## Friday, November 16, 2012

### F# Seq.unfold for recursive structure

When I blogged the CSP style, I was wondering if there a better way to resolve this problem. Today I read through the Roman string generation snippet from F# snippet site. I suddenly realize the Seq.fold and Seq.unfold is something I was chasing for.

Let me first start with the Seq.unfold. The MSDN document only shows how to generate seq from a single point. I am trying to solve is to decompose a complex recursive structure and generate a sequence. A typical complex recursive structure is a tree.

The tree definition is shown like the following:

`````` type NodeType = int
type BinaryTree =
| Nil
| Node of NodeType * BinaryTree * BinaryTree
let tree = Node(5,
Node(42,
Node(3, Nil, Nil),
Node(2, Nil, Nil)),
Node(4,
Node(13,
Node(14, Nil, Nil),
Node(16, Nil, Nil)),
Node(12,
Node(15, Nil, Nil),
Node(21,
Node(22, Nil, Nil),
Nil))))
``````

• The first sample is to traverse the tree by layer. Do you notice where is the queue? :-)
`````` let f state =
match state with
| [] -> None
| h::t ->
match h with
| Nil -> None
| Node(v, Nil, Nil) -> Some (v, t)
| Node(v, subTree, Nil)
| Node(v, Nil, subTree) -> Some (v, t@[subTree])
| Node(v, l, r) -> Some (v, t@[l;r])
Seq.unfold generator2 [tree]
|> Seq.toList
``````
• The second sample is to change the code a little bit and see what can happen.. :-). You can run the code and see if the output is same to pre-order traversal.

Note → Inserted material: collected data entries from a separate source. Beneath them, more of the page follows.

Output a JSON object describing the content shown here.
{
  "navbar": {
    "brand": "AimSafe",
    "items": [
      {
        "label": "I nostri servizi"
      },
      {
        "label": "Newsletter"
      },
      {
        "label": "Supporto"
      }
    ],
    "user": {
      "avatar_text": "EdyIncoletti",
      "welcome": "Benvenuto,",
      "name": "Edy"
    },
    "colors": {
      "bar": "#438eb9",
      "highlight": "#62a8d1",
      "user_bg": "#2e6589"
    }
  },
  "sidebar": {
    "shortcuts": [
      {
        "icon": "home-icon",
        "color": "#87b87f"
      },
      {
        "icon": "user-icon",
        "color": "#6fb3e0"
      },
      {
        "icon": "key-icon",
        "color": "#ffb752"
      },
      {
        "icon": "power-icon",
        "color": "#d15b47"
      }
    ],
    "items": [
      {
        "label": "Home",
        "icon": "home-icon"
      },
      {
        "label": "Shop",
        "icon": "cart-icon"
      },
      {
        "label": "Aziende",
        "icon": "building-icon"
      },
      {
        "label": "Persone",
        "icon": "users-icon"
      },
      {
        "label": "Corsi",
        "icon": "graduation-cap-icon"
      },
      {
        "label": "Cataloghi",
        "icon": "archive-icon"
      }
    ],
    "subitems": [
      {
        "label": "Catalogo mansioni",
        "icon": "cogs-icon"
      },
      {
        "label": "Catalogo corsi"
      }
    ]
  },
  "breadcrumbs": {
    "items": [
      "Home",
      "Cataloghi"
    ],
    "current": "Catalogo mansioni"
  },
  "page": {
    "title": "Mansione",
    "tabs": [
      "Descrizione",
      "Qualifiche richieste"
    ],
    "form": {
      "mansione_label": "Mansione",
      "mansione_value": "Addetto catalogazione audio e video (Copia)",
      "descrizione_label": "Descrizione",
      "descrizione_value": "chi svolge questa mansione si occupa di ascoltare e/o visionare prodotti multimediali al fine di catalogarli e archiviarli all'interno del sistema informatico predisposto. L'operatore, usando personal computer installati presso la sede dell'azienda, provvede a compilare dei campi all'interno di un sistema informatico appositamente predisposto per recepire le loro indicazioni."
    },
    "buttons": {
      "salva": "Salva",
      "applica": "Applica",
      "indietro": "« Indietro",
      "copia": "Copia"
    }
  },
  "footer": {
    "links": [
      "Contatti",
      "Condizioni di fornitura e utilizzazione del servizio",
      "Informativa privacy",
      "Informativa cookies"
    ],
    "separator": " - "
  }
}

`````` let generator2 state =
match state with
| [] -> None
| h::t ->
match h with
| Nil -> None
| Node(v, Nil, Nil) -> Some (v, t)
| Node(v, subTree, Nil)
| Node(v, Nil, subTree) -> Some (v, [subTree]@t)
| Node(v, l, r) -> Some (v, [l;r]@t)
Seq.unfold generator2 [tree]
|> Seq.toList
``````

It is getting late, I will come back to give more samples using the powerful Seq.fold and Seq.unfold.